Does the gap between the aggregate stock market forward-looking earnings yield and the yield on 10-year Treasury notes (T-note) predict future stock market and bond returns? In the November 2008 update to his paper entitled “The FED Model and Expected Asset Returns”, Paulo Maio examines the statistical and economic significance of the Fed model as an indicator of future stock market and bond returns. Said differently, he investigates whether mean reversion in stock and bond yields results in mean reversion of the yield gap. Using monthly data for a broad U.S. stock index and T-notes, and for contemporaneous benchmark indicators, over the period July 1954 through December 2003, *he concludes that:*

- The yield gap reasonably outperforms simple extrapolations and alternative forecasting variables (earnings yield, bond yield and dividend yield) in out-of-sample predictions of both stock market returns and T-note returns.

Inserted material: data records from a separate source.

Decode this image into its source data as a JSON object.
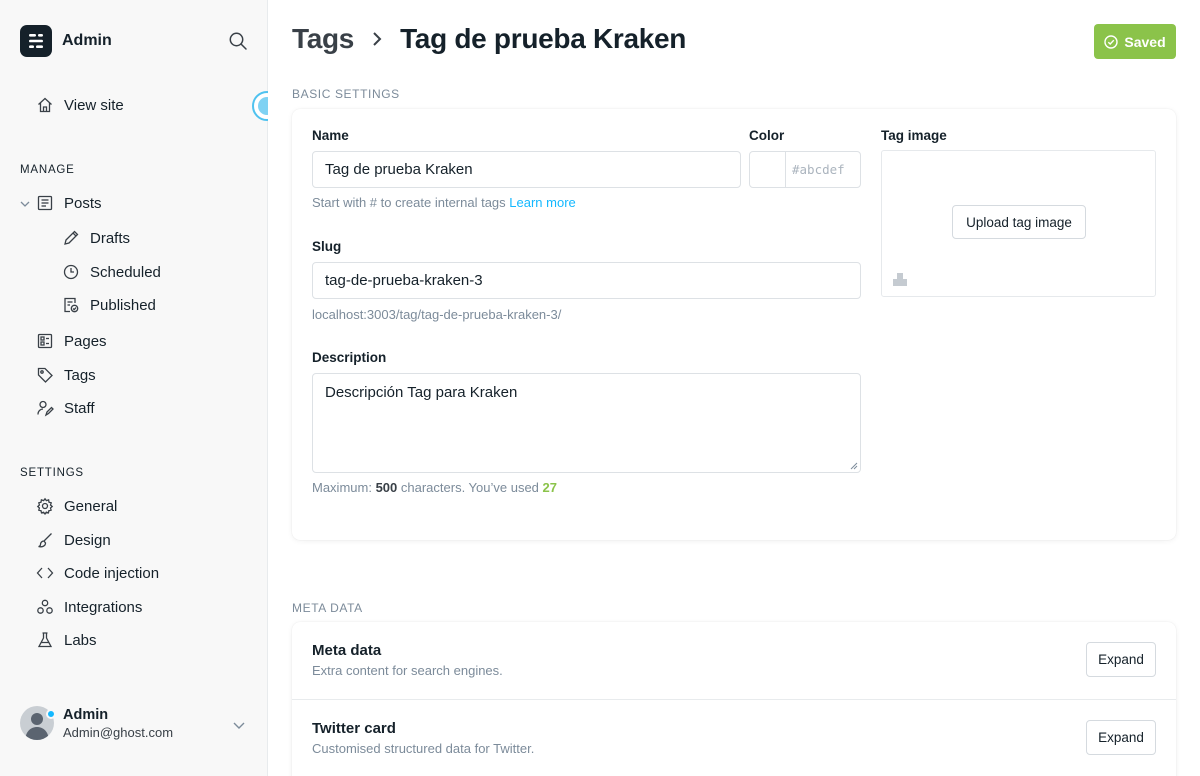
{
  "sidebar": {
    "brand": "Admin",
    "view_site": "View site",
    "manage_title": "MANAGE",
    "posts": "Posts",
    "drafts": "Drafts",
    "scheduled": "Scheduled",
    "published": "Published",
    "pages": "Pages",
    "tags": "Tags",
    "staff": "Staff",
    "settings_title": "SETTINGS",
    "general": "General",
    "design": "Design",
    "code_injection": "Code injection",
    "integrations": "Integrations",
    "labs": "Labs",
    "user": {
      "name": "Admin",
      "email": "Admin@ghost.com"
    }
  },
  "header": {
    "breadcrumb_parent": "Tags",
    "breadcrumb_current": "Tag de prueba Kraken",
    "saved_label": "Saved"
  },
  "basic": {
    "section_title": "BASIC SETTINGS",
    "name_label": "Name",
    "name_value": "Tag de prueba Kraken",
    "name_hint": "Start with # to create internal tags",
    "learn_more": "Learn more",
    "color_label": "Color",
    "color_hash": "#",
    "color_placeholder": "abcdef",
    "slug_label": "Slug",
    "slug_value": "tag-de-prueba-kraken-3",
    "slug_url": "localhost:3003/tag/tag-de-prueba-kraken-3/",
    "description_label": "Description",
    "description_value": "Descripción Tag para Kraken",
    "max_prefix": "Maximum: ",
    "max_count": "500",
    "max_mid": " characters. You’ve used ",
    "used_count": "27",
    "tag_image_label": "Tag image",
    "upload_label": "Upload tag image"
  },
  "meta": {
    "section_title": "META DATA",
    "rows": [
      {
        "title": "Meta data",
        "desc": "Extra content for search engines.",
        "button": "Expand"
      },
      {
        "title": "Twitter card",
        "desc": "Customised structured data for Twitter.",
        "button": "Expand"
      }
    ]
  },
  "colors": {
    "accent": "#14b8ff",
    "saved_green": "#8bc34a",
    "used_green": "#8bc34a"
  }
}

- Yield gap predictive power is strongest for stock returns at forecast horizons up to a year, declining gradually at longer horizons.

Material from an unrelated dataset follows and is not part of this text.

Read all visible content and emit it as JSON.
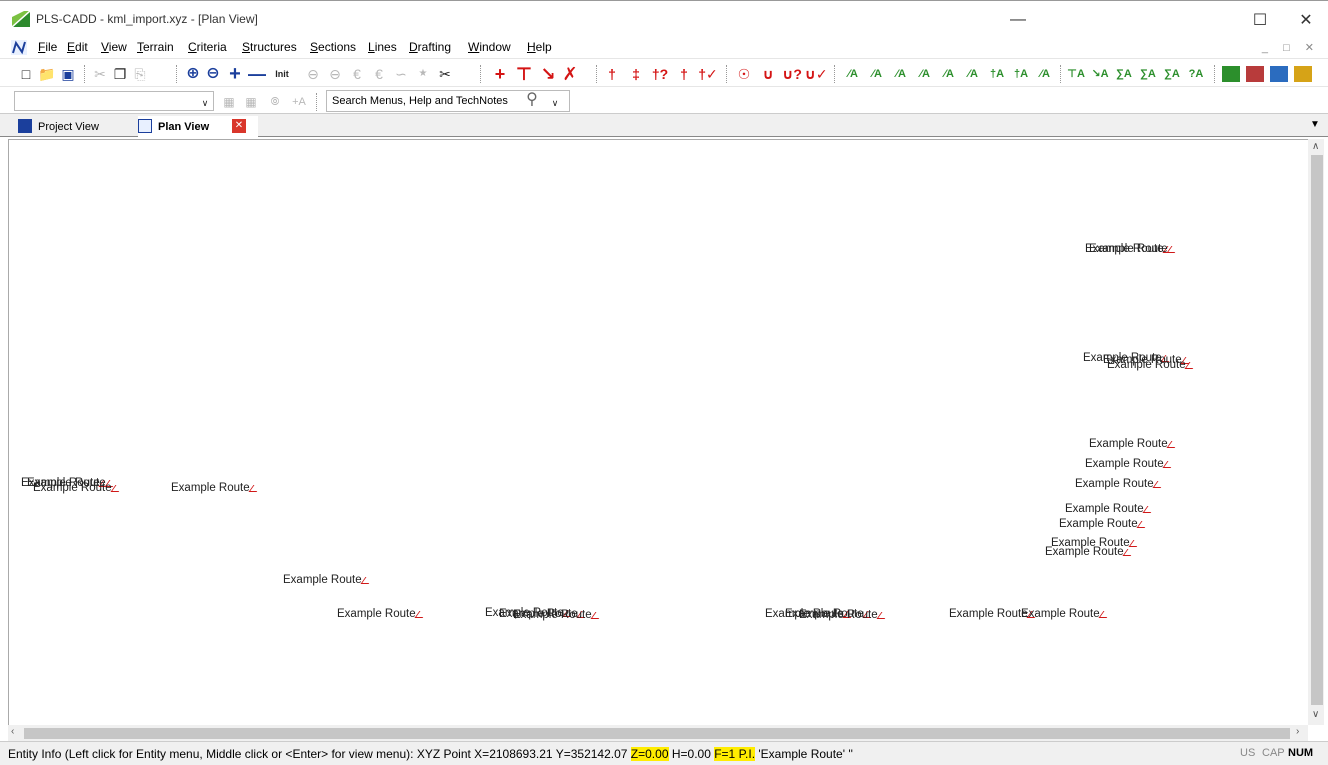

- The yield gap has greater predictive power for equal-weighted than value-weighted excess stock market returns, suggesting greater applicability to small capitalization than large capitalization stocks.
- The yield gap is most useful for predicting positive (negative) stock market (T-note) returns.

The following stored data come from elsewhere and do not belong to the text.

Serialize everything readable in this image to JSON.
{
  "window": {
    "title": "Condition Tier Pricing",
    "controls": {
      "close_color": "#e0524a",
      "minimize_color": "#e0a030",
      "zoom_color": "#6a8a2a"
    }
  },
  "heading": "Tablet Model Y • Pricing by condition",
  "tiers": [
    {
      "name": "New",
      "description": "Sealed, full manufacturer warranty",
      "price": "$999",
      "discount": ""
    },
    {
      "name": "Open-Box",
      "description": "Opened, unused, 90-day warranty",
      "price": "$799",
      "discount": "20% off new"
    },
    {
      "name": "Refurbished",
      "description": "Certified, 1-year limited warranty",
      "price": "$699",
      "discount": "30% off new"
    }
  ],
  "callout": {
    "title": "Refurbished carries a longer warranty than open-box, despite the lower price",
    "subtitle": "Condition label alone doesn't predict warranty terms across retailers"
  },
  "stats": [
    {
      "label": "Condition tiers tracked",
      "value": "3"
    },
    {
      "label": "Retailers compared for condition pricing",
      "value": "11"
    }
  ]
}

- Out-of-sample yield gap predictive power is economically meaningful, as indicated by an boost in Sharpe ratio, when used in active trading strategies at one month forecast horizons. Its value comes from reduced portfolio volatility, not higher returns.

In summary, *investors may be able to use the Fed Model to enhance risk-adjusted returns via reduced portfolio volatility.*

It would have been interesting to extend the analysis to 2004-2008, during which period many variable relationships shifted.